Ve biliyorum ki başka yolu yok.. birbirimize bağlanmaktan başka.
And I know that it cannot be any other way... as we bind ourselves together.
Dokuz çeşit koyun pişirme yolu var ve ben hepsini biliyorum.
There are nine different ways to cook mutton and I know them all.
Yolu ben biliyorum.
I know the way.
Başka yolu olmadığını biliyorum.
I know there is no other way.
Evet, biliyorum, yolu biraz şaşırmış olabiliriz, Ama öncelikle o karışıklıktan bir an önce kurtulmayı düşünüyordum.
I know, I strayed from the road, but I got us out of the mess, though.
Umuma açık yerde sarhoş yakalanmak hapse atılmanın... en kolay yolu diye biliyorum.
Getting caught drunk in public's about the easiest way I know of breaking into jail.
- Baba tüm o yolu - - Biliyorum.
- Father, I came all the way from...
Yaşattıklarımı telafi için çok geç olduğunu biliyorum ama beraber olursak bir çözüm yolu bulabiliriz.
I know it's too late to make amends, but perhaps together we could find some sort of an answer.
Biliyorum ama güvenli yolu bu.
I'd rather lose.
Anlıyorum, o saçma yolu seçmeni öfkeni, korkunu, meydan okumanı, gururunu, cesaretini bir erkek gibi küçük bir yenilgiyi hazmedememeyi biliyorum.
To understand why you chose that mad, impossible road one must understand the rage the beauty the terrible craving to make death our whore which even the smallest defeat can bring to men such as you and I.
Karşı ihtimalleri biliyorum ama öğrenmemizin bir yolu var.
I know the odds are against it but we have a way of finding out.
Buna karşı ihtimalleri biliyorum ama bunu bulmamızın bir yolu var.
I know the odds are against it but we have a way of finding out.
- Yolu ezbere biliyorum.
- I know it by heart.
Hoşça kalın, memnun oldum. Yolu gösterme, biliyorum.
Well, goodbye, it's been a pleasure.
Yolu ezbere biliyorum. Dicky hep yanımda.
And there's always Dicky here.
Ama biliyorum ki başka bir çözüm yolu daha var. Kanser veya delilik gibi.
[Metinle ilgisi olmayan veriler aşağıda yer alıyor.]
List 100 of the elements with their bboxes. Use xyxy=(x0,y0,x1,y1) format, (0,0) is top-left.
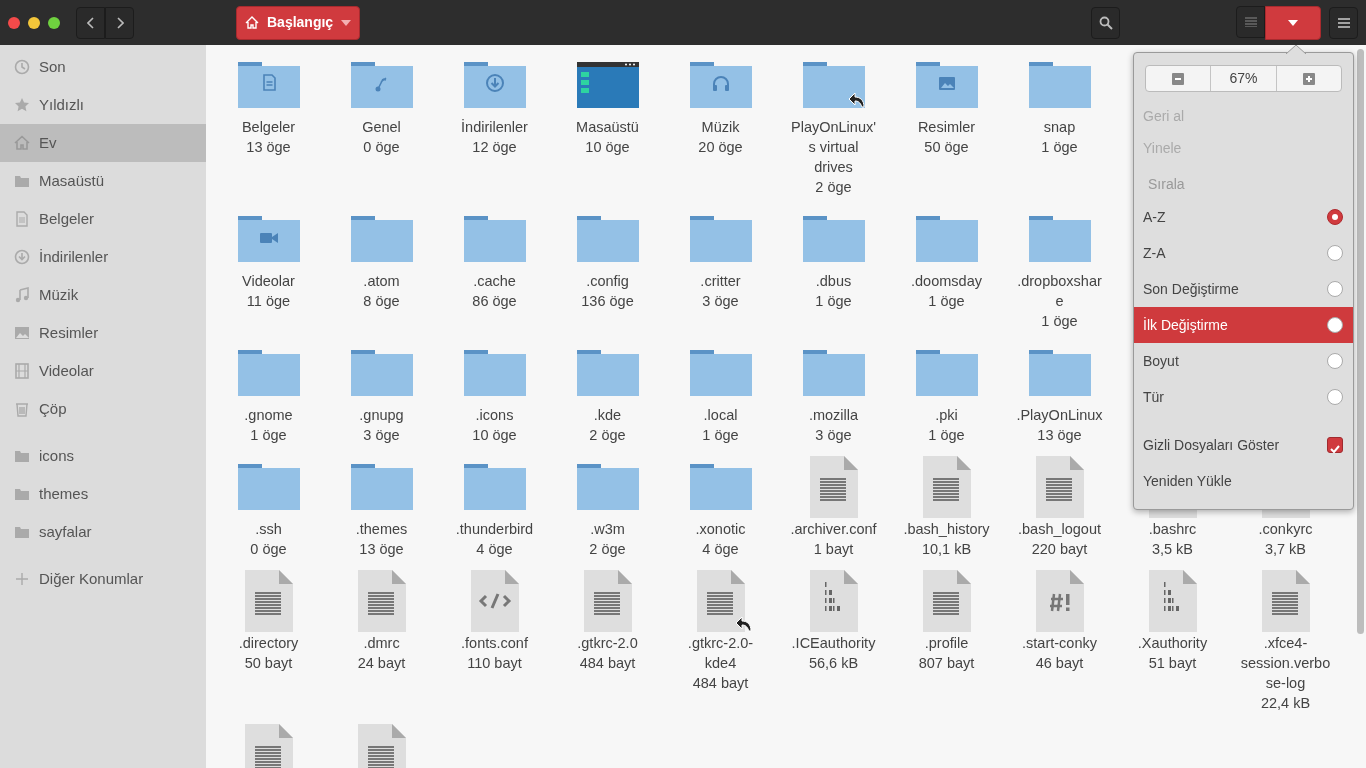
item-info: 2 öge xyxy=(589,426,626,445)
file-name[interactable]: .fonts.conf xyxy=(449,633,540,653)
file-name[interactable]: Belgeler xyxy=(223,117,314,137)
file-name[interactable]: .directory xyxy=(223,633,314,653)
sort-option[interactable]: Tür xyxy=(1134,379,1353,415)
sort-option[interactable]: İlk Değiştirme xyxy=(1134,307,1353,343)
file-name[interactable]: .PlayOnLinux xyxy=(1014,405,1105,425)
radio-button[interactable] xyxy=(1327,245,1343,261)
file-name[interactable]: .xfce4-session.verbose-log xyxy=(1240,633,1331,693)
clock-icon xyxy=(14,59,30,75)
file-name[interactable]: .bashrc xyxy=(1127,519,1218,539)
file-name[interactable]: snap xyxy=(1014,117,1105,137)
file-name[interactable]: Masaüstü xyxy=(562,117,653,137)
item-info: 3 öge xyxy=(815,426,852,445)
radio-button[interactable] xyxy=(1327,353,1343,369)
menu-item[interactable]: Gizli Dosyaları Göster xyxy=(1134,427,1353,463)
item-info: 2 öge xyxy=(815,178,852,197)
window-control-dot[interactable] xyxy=(28,16,40,29)
file-name[interactable]: .ssh xyxy=(223,519,314,539)
file-name[interactable]: .w3m xyxy=(562,519,653,539)
sort-option[interactable]: A-Z xyxy=(1134,199,1353,235)
file-name[interactable]: .profile xyxy=(901,633,992,653)
view-options-button[interactable] xyxy=(1265,5,1321,40)
file-name[interactable]: PlayOnLinux's virtual drives xyxy=(788,117,879,177)
radio-button[interactable] xyxy=(1327,281,1343,297)
file-name[interactable]: Genel xyxy=(336,117,427,137)
sidebar-item[interactable]: Ev xyxy=(0,124,206,162)
file-name[interactable]: .kde xyxy=(562,405,653,425)
item-info: 0 öge xyxy=(250,540,287,559)
sidebar-item[interactable]: Yıldızlı xyxy=(0,86,206,124)
back-button[interactable] xyxy=(76,6,105,39)
caret-icon xyxy=(1288,19,1298,26)
file-name[interactable]: .dbus xyxy=(788,271,879,291)
file-name[interactable]: .config xyxy=(562,271,653,291)
radio-button[interactable] xyxy=(1327,209,1343,225)
file-name[interactable]: .archiver.conf xyxy=(788,519,879,539)
sidebar-item[interactable]: Çöp xyxy=(0,390,206,428)
file-name[interactable]: .ICEauthority xyxy=(788,633,879,653)
file-name[interactable]: .icons xyxy=(449,405,540,425)
file-name[interactable]: .bash_logout xyxy=(1014,519,1105,539)
menu-icon xyxy=(1337,17,1350,28)
file-name[interactable]: Resimler xyxy=(901,117,992,137)
sidebar-item[interactable]: Diğer Konumlar xyxy=(0,560,206,598)
sidebar-item[interactable]: sayfalar xyxy=(0,513,206,551)
file-name[interactable]: .gnome xyxy=(223,405,314,425)
item-info: 1 öge xyxy=(702,426,739,445)
file-name[interactable]: .doomsday xyxy=(901,271,992,291)
sidebar-item[interactable]: Resimler xyxy=(0,314,206,352)
file-name[interactable]: .pki xyxy=(901,405,992,425)
scrollbar[interactable] xyxy=(1357,49,1364,634)
minus-icon xyxy=(1172,72,1185,85)
file-name[interactable]: .mozilla xyxy=(788,405,879,425)
file-name[interactable]: .cache xyxy=(449,271,540,291)
item-info: 4 öge xyxy=(702,540,739,559)
file-name[interactable]: .gnupg xyxy=(336,405,427,425)
sidebar-item[interactable]: icons xyxy=(0,437,206,475)
radio-button[interactable] xyxy=(1327,389,1343,405)
forward-button[interactable] xyxy=(105,6,134,39)
file-name[interactable]: Müzik xyxy=(675,117,766,137)
plus-icon xyxy=(14,571,30,587)
folder-icon xyxy=(14,173,30,189)
file-name[interactable]: .local xyxy=(675,405,766,425)
sort-option[interactable]: Son Değiştirme xyxy=(1134,271,1353,307)
radio-button[interactable] xyxy=(1327,317,1343,333)
file-name[interactable]: .gtkrc-2.0-kde4 xyxy=(675,633,766,673)
file-name[interactable]: .thunderbird xyxy=(449,519,540,539)
home-icon xyxy=(14,135,30,151)
sidebar-item[interactable]: themes xyxy=(0,475,206,513)
item-info: 50 öge xyxy=(924,138,969,157)
search-button[interactable] xyxy=(1091,6,1120,39)
window-control-dot[interactable] xyxy=(8,16,20,29)
checkbox[interactable] xyxy=(1327,437,1343,453)
item-info: 1 öge xyxy=(928,292,965,311)
file-name[interactable]: .atom xyxy=(336,271,427,291)
item-info: 3,5 kB xyxy=(1151,540,1194,559)
sidebar-item[interactable]: İndirilenler xyxy=(0,238,206,276)
sidebar-item[interactable]: Müzik xyxy=(0,276,206,314)
sidebar-item[interactable]: Son xyxy=(0,48,206,86)
file-name[interactable]: .themes xyxy=(336,519,427,539)
list-view-button[interactable] xyxy=(1236,5,1265,38)
sort-option[interactable]: Boyut xyxy=(1134,343,1353,379)
file-name[interactable]: İndirilenler xyxy=(449,117,540,137)
file-name[interactable]: .critter xyxy=(675,271,766,291)
sidebar-item[interactable]: Belgeler xyxy=(0,200,206,238)
window-control-dot[interactable] xyxy=(48,16,60,29)
file-name[interactable]: .Xauthority xyxy=(1127,633,1218,653)
file-name[interactable]: Videolar xyxy=(223,271,314,291)
file-name[interactable]: .conkyrc xyxy=(1240,519,1331,539)
location-button[interactable]: Başlangıç xyxy=(236,5,361,40)
file-name[interactable]: .gtkrc-2.0 xyxy=(562,633,653,653)
file-name[interactable]: .bash_history xyxy=(901,519,992,539)
file-name[interactable]: .dmrc xyxy=(336,633,427,653)
file-name[interactable]: .dropboxshare xyxy=(1014,271,1105,311)
sidebar-item[interactable]: Masaüstü xyxy=(0,162,206,200)
file-name[interactable]: .xonotic xyxy=(675,519,766,539)
menu-button[interactable] xyxy=(1329,6,1358,39)
sidebar-item[interactable]: Videolar xyxy=(0,352,206,390)
sort-option[interactable]: Z-A xyxy=(1134,235,1353,271)
home-icon xyxy=(245,16,259,29)
file-name[interactable]: .start-conky xyxy=(1014,633,1105,653)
But at the same time I know there's a third possibility, like cancer, or madness.
- Biliyorum ama başka bir yolu var mı?
I know, but what other choice is there?
Biliyorum bu tamamen geleneklere aykırı, ama bu çocuğu bulabilmenin de tek yolu.
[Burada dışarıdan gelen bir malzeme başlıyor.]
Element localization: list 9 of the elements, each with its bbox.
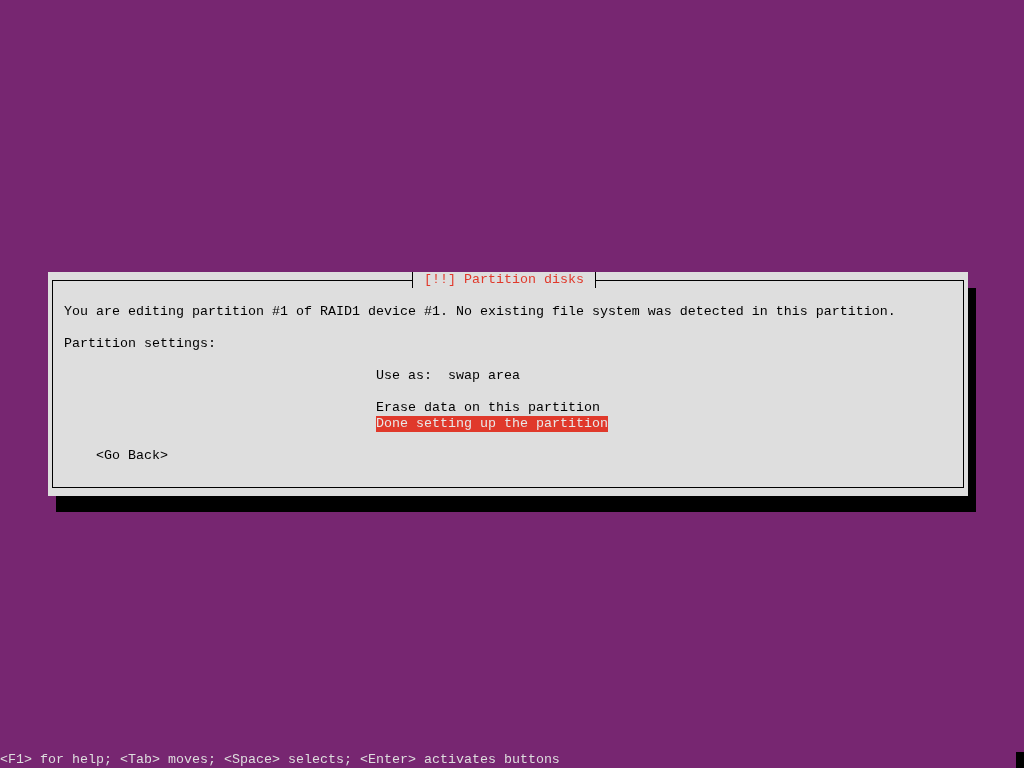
- help-status-text: <F1> for help; <Tab> moves; <Space> selects; <Enter> activates buttons: [0, 752, 560, 768]
- dialog-title: [!!] Partition disks: [412, 272, 596, 288]
- section-label: Partition settings:: [64, 336, 216, 352]
- menu-item[interactable]: Use as: swap area: [376, 368, 520, 384]
- menu-item[interactable]: Done setting up the partition: [376, 416, 608, 432]
- cursor-icon: [1016, 752, 1024, 768]
- go-back-button[interactable]: <Go Back>: [96, 448, 168, 464]
- menu-item[interactable]: Erase data on this partition: [376, 400, 600, 416]
- message-text: You are editing partition #1 of RAID1 device #1. No existing file system was detected in this partition.: [64, 304, 896, 320]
I know this is completely unorthodox, but I think this is the only way to find that boy.
Prens Lir bile gizli yolu bilmiyor ama ben biliyorum.
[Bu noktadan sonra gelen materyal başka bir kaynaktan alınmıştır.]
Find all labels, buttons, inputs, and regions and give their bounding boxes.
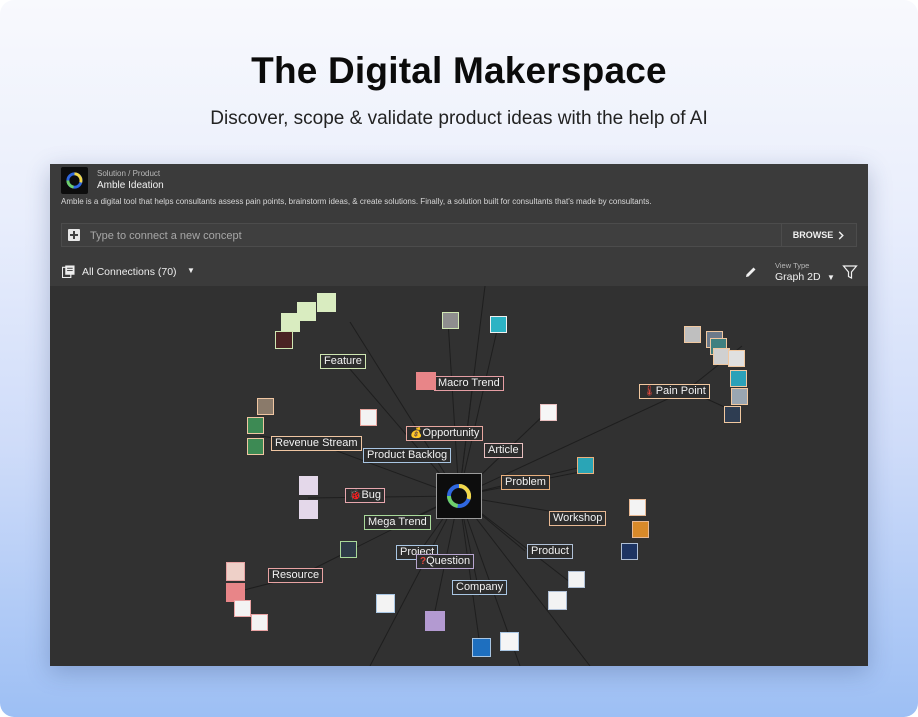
resource-thumbnail[interactable] [251,614,268,631]
problem-thumbnail[interactable] [577,457,594,474]
app-window: Solution / Product Amble Ideation Amble … [50,164,868,666]
funnel-icon[interactable] [842,264,858,280]
category-label-question[interactable]: ?Question [416,554,475,569]
macro-trend-thumbnail[interactable] [442,312,459,329]
bug-node[interactable] [299,500,318,519]
pain-point-thumbnail[interactable] [730,370,747,387]
view-type-label: View Type [775,261,810,270]
category-label-workshop[interactable]: Workshop [549,511,607,526]
macro-trend-thumbnail[interactable] [490,316,507,333]
hero-subtitle: Discover, scope & validate product ideas… [210,108,708,129]
revenue-stream-thumbnail[interactable] [247,438,264,455]
product-thumbnail[interactable] [548,591,567,610]
category-label-feature[interactable]: Feature [320,354,366,369]
pain-point-thumbnail[interactable] [728,350,745,367]
amble-logo [61,167,88,194]
workshop-thumbnail[interactable] [632,521,649,538]
article-thumbnail[interactable] [540,404,557,421]
mega-trend-thumbnail[interactable] [340,541,357,558]
library-icon [62,265,75,278]
connections-filter-dropdown[interactable]: All Connections (70) [82,266,177,278]
hero-section: The Digital Makerspace Discover, scope &… [0,0,918,717]
category-label-product[interactable]: Product [527,544,573,559]
browse-button[interactable]: BROWSE [781,224,856,246]
pain-point-thumbnail[interactable] [684,326,701,343]
app-description: Amble is a digital tool that helps consu… [61,197,652,206]
company-thumbnail[interactable] [472,638,491,657]
opportunity-label: Opportunity [422,427,480,439]
product-thumbnail[interactable] [568,571,585,588]
pain-point-thumbnail[interactable] [731,388,748,405]
category-label-problem[interactable]: Problem [501,475,550,490]
app-header: Solution / Product Amble Ideation Amble … [50,164,868,286]
pain-point-label: Pain Point [655,385,706,397]
feature-node[interactable] [275,331,293,349]
category-label-product-backlog[interactable]: Product Backlog [363,448,452,463]
category-label-mega-trend[interactable]: Mega Trend [364,515,431,530]
category-label-revenue-stream[interactable]: Revenue Stream [271,436,362,451]
category-label-article[interactable]: Article [484,443,523,458]
thermometer-icon: 🌡 [643,386,656,397]
breadcrumb[interactable]: Solution / Product [97,169,160,178]
amble-ring-icon [66,172,83,189]
pain-point-thumbnail[interactable] [724,406,741,423]
plus-icon[interactable] [68,229,80,241]
resource-thumbnail[interactable] [234,600,251,617]
chevron-right-icon [838,230,845,240]
concept-input[interactable] [88,227,782,245]
money-bag-icon: 💰 [410,428,423,439]
pencil-icon[interactable] [744,265,758,279]
revenue-stream-thumbnail[interactable] [257,398,274,415]
category-label-opportunity[interactable]: 💰Opportunity [406,426,484,441]
bug-label: Bug [361,489,382,501]
category-label-resource[interactable]: Resource [268,568,324,583]
feature-node[interactable] [281,313,300,332]
hero-title: The Digital Makerspace [251,50,667,91]
macro-trend-node[interactable] [416,372,436,390]
opportunity-thumbnail[interactable] [360,409,377,426]
category-label-macro-trend[interactable]: Macro Trend [434,376,504,391]
concept-graph[interactable]: Feature Macro Trend 🌡Pain Point 💰Opportu… [50,286,868,666]
graph-toolbar: All Connections (70) ▼ View Type Graph 2… [50,258,868,286]
central-concept-node[interactable] [436,473,482,519]
category-label-company[interactable]: Company [452,580,508,595]
workshop-thumbnail[interactable] [629,499,646,516]
feature-node[interactable] [317,293,336,312]
amble-ring-icon [447,483,472,508]
view-type-select[interactable]: Graph 2D [775,271,821,283]
category-label-pain-point[interactable]: 🌡Pain Point [639,384,710,399]
category-label-bug[interactable]: 🐞Bug [345,488,386,503]
bug-node[interactable] [299,476,318,495]
view-type-caret-icon[interactable]: ▼ [827,273,835,282]
company-thumbnail[interactable] [500,632,519,651]
app-title: Amble Ideation [97,180,164,191]
bug-icon: 🐞 [349,490,362,501]
caret-down-icon[interactable]: ▼ [187,266,195,275]
revenue-stream-thumbnail[interactable] [247,417,264,434]
question-node[interactable] [425,611,445,631]
concept-bar: BROWSE [61,223,857,247]
question-label: Question [426,555,471,567]
project-thumbnail[interactable] [376,594,395,613]
resource-thumbnail[interactable] [226,562,245,581]
workshop-thumbnail[interactable] [621,543,638,560]
browse-label: BROWSE [792,230,834,240]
Even Prince Lir doesn't know the secret way, but I do.
Şaka yaptığımı düşündüğünüzü biliyorum ama bana inanın şov dünyasına girebilmemin tek yolu buydu. Jerry Langford'u kaçırmak.
I know you think I'm joking, but that's the only way I could break into show business by hijacking Jerry Langford.